Download or read book Ancient Ocean Crossings written by Stephen C. Jett and published by University of Alabama Press. This book was released on 2017-06-06 with total page 529 pages. Available in PDF, EPUB and Kindle. Book excerpt: Paints a compelling picture of impressive pre-Columbian cultures and Old World civilizations that, contrary to many prevailing notions, were not isolated from one another In Ancient Ocean Crossings: Reconsidering the Case for Contacts with the Pre-Columbian Americas, Stephen Jett encourages readers to reevaluate the common belief that there was no significant interchange between the chiefdoms and civilizations of Eurasia and Africa and peoples who occupied the alleged terra incognita beyond the great oceans. More than a hundred centuries separate the time that Ice Age hunters are conventionally thought to have crossed a land bridge from Asia into North America and the arrival of Columbus in the Bahamas in 1492. Traditional belief has long held that earth’s two hemispheres were essentially cut off from one another as a result of the post-Pleistocene meltwater-fed rising oceans that covered that bridge. The oceans, along with arctic climates and daunting terrestrial distances, formed impermeable barriers to interhemispheric communication. This viewpoint implies that the cultures of the Old World and those of the Americas developed independently. Drawing on abundant and concrete evidence to support his theory for significant pre-Columbian contacts, Jett suggests that many ancient peoples had both the seafaring capabilities and the motives to cross the oceans and, in fact, did so repeatedly and with great impact. His deep and broad work synthesizes information and ideas from archaeology, geography, linguistics, climatology, oceanography, ethnobotany, genetics, medicine, and the history of navigation and seafaring, making an innovative and persuasive multidisciplinary case for a new understanding of human societies and their diffuse but interconnected development.
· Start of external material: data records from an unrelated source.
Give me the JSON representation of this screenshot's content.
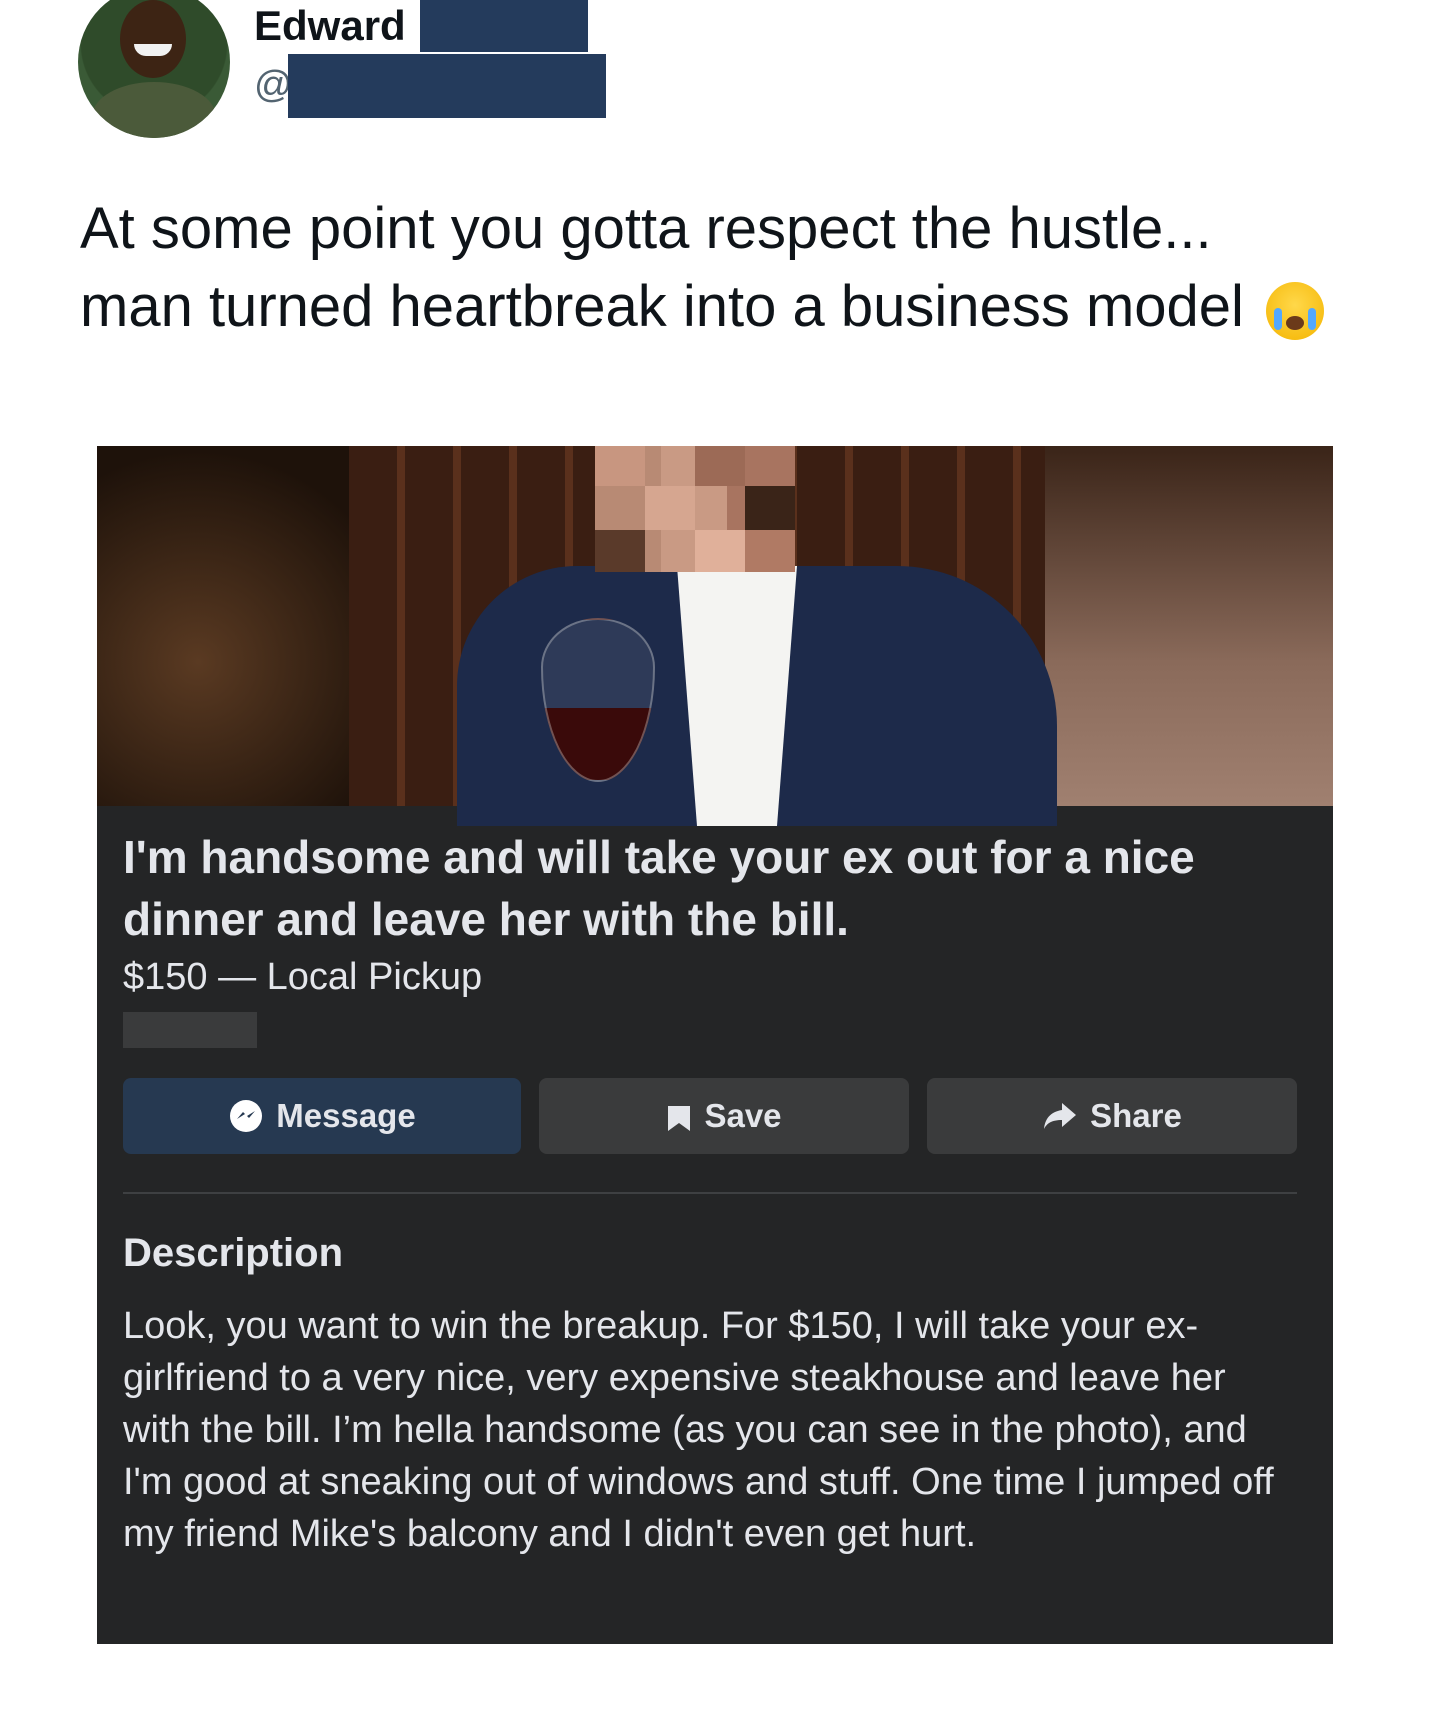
{
  "tweet": {
    "display_name": "Edward",
    "handle_prefix": "@",
    "text_line1": "At some point you gotta respect the hustle...",
    "text_line2": "man turned heartbreak into a business model",
    "emoji": "loudly-crying-face"
  },
  "listing": {
    "title": "I'm handsome and will take your ex out for a nice dinner and leave her with the bill.",
    "price_line": "$150 — Local Pickup",
    "buttons": {
      "message": "Message",
      "save": "Save",
      "share": "Share"
    },
    "description_heading": "Description",
    "description_body": "Look, you want to win the breakup. For $150, I will take your ex-girlfriend to a very nice, very expensive steakhouse and leave her with the bill. I’m hella handsome (as you can see in the photo), and I'm good at sneaking out of windows and stuff. One time I jumped off my friend Mike's balcony and I didn't even get hurt."
  },
  "colors": {
    "redaction": "#243b5c",
    "card_bg": "#242526",
    "message_button": "#263951",
    "secondary_button": "#3a3b3c"
  }
}
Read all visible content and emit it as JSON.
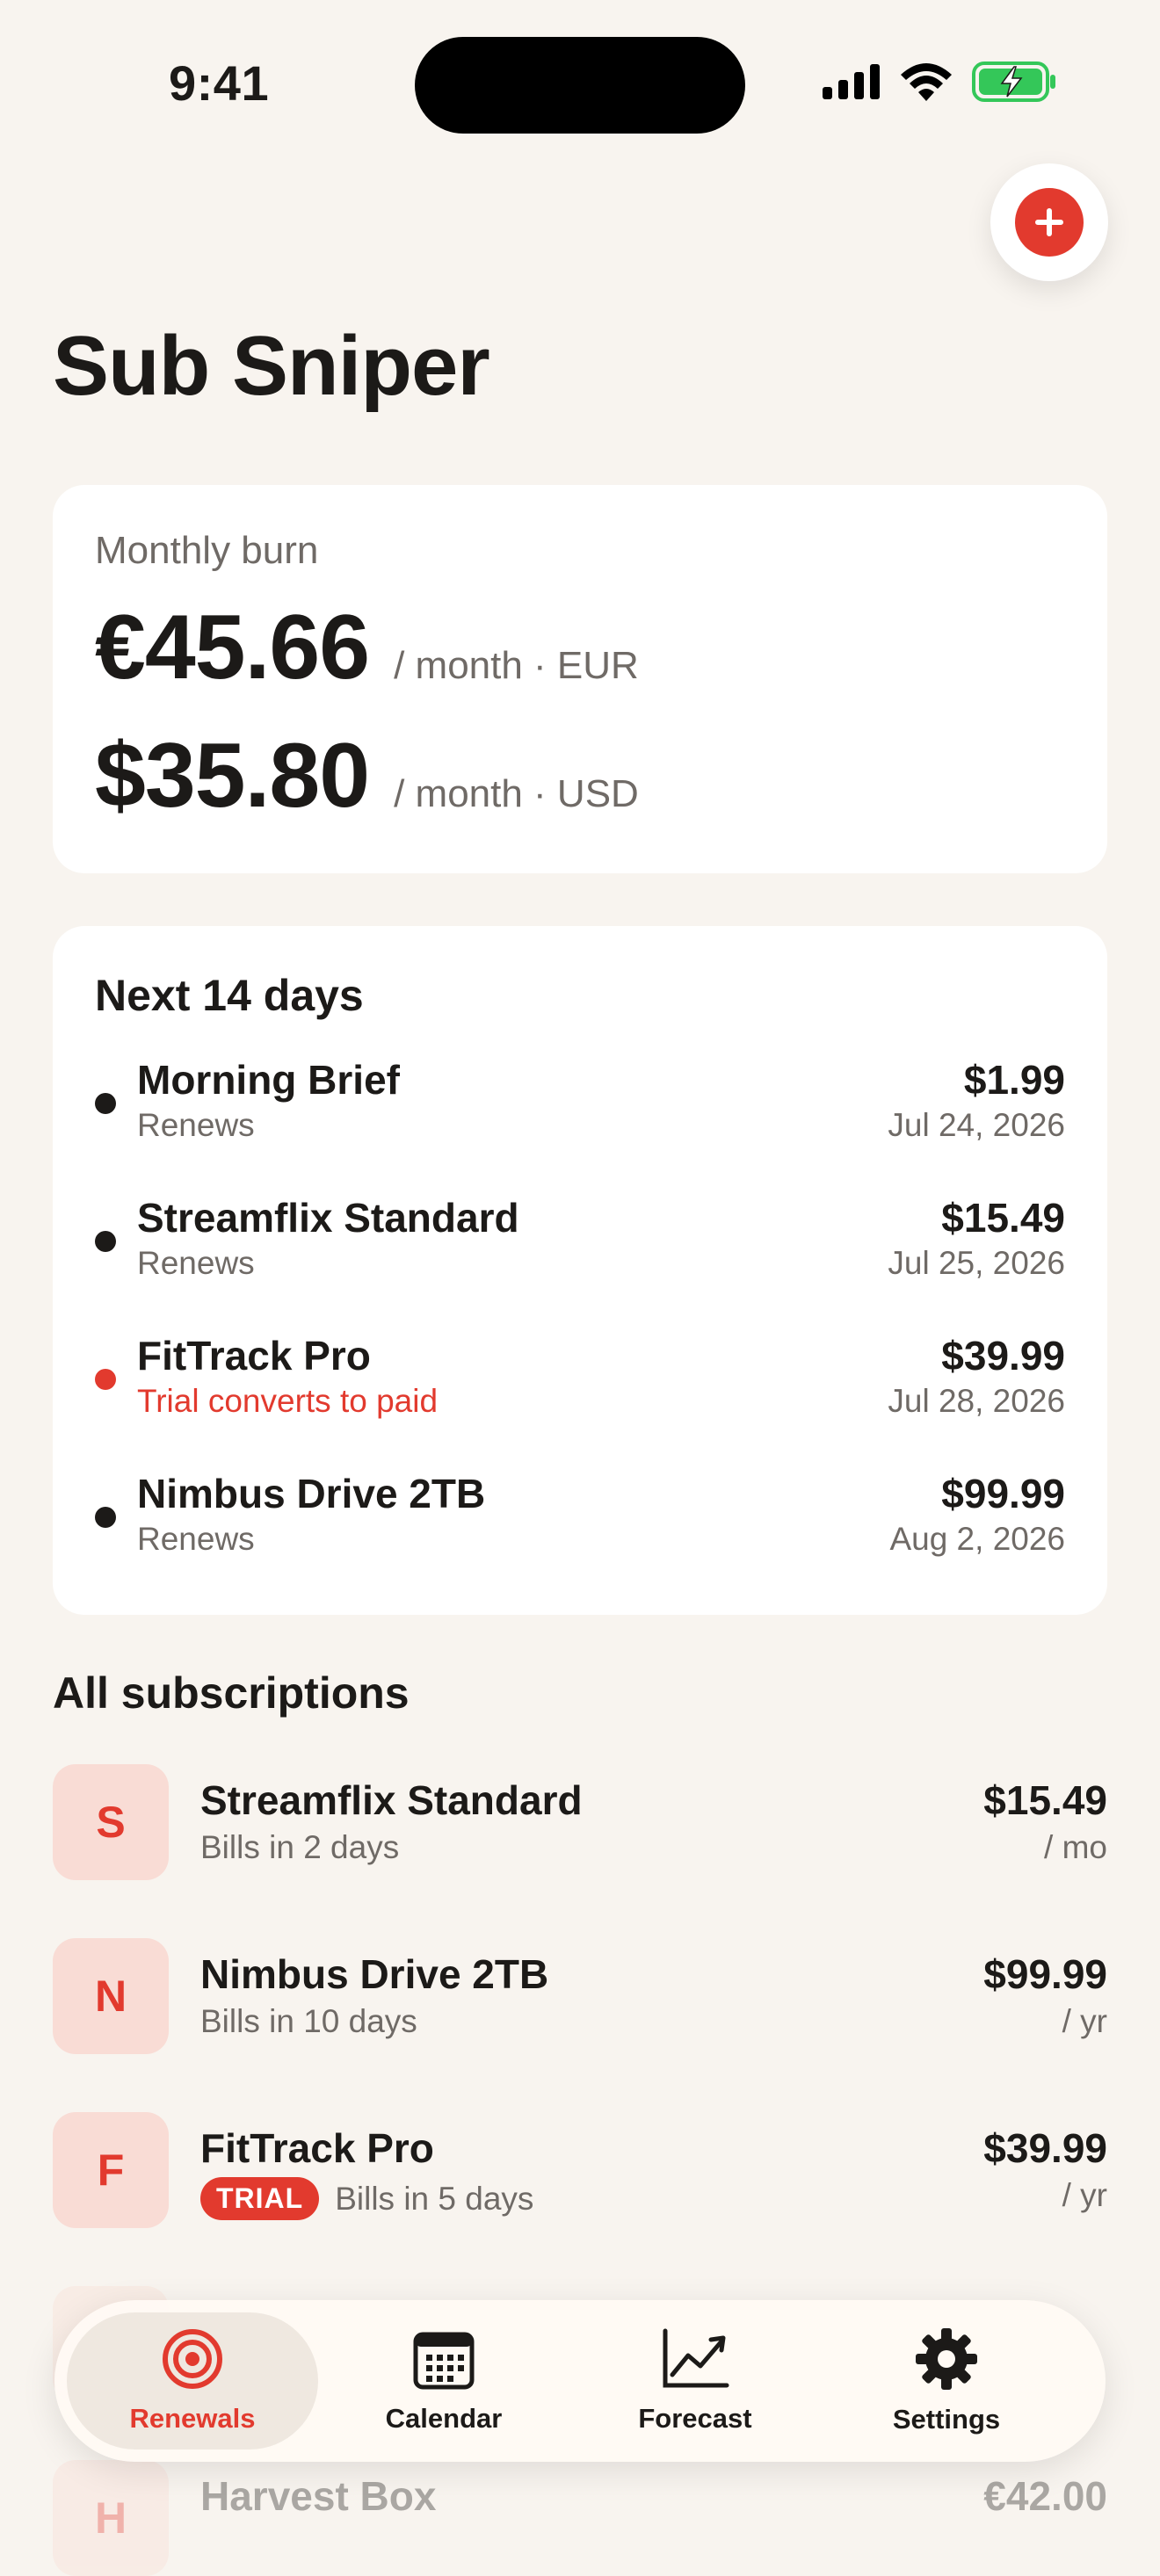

Book Crossing Ancient Oceans

    Book Details:
  • Author : Stephen C. Jett
  • Publisher : Copernicus Books
  • Release : 2003
  • ISBN : 9780387950068
  • Pages : 448 pages

Download or read book Crossing Ancient Oceans written by Stephen C. Jett and published by Copernicus Books. This book was released on 2003 with total page 448 pages. Available in PDF, EPUB and Kindle. Book excerpt: Did the Polynesians, Chinese and others make contact with North American civilizations in prehistoric times? For many years, this question was as close to taboo as you could get in anthropology: even to ask it was to risk labeling oneself a racist. Now, however, hard physical evidence of such contact has mounted to the point where it is difficult to ignore.This groundbreaking work, by the single most prominent scholar on the subject of pre-Columbian contact, is sure to be controversial and will cause the standard textbooks of North American prehistory to be rewritten. Stephen Jett covers the maritime capabilities of Far Eastern and Oceanic peoples, the physical evidence for contact, and the cultural similarities between New and Old World civilizations that had previously been explained away. This is an important book that will force a reassessment of the entire picture of North American prehistory.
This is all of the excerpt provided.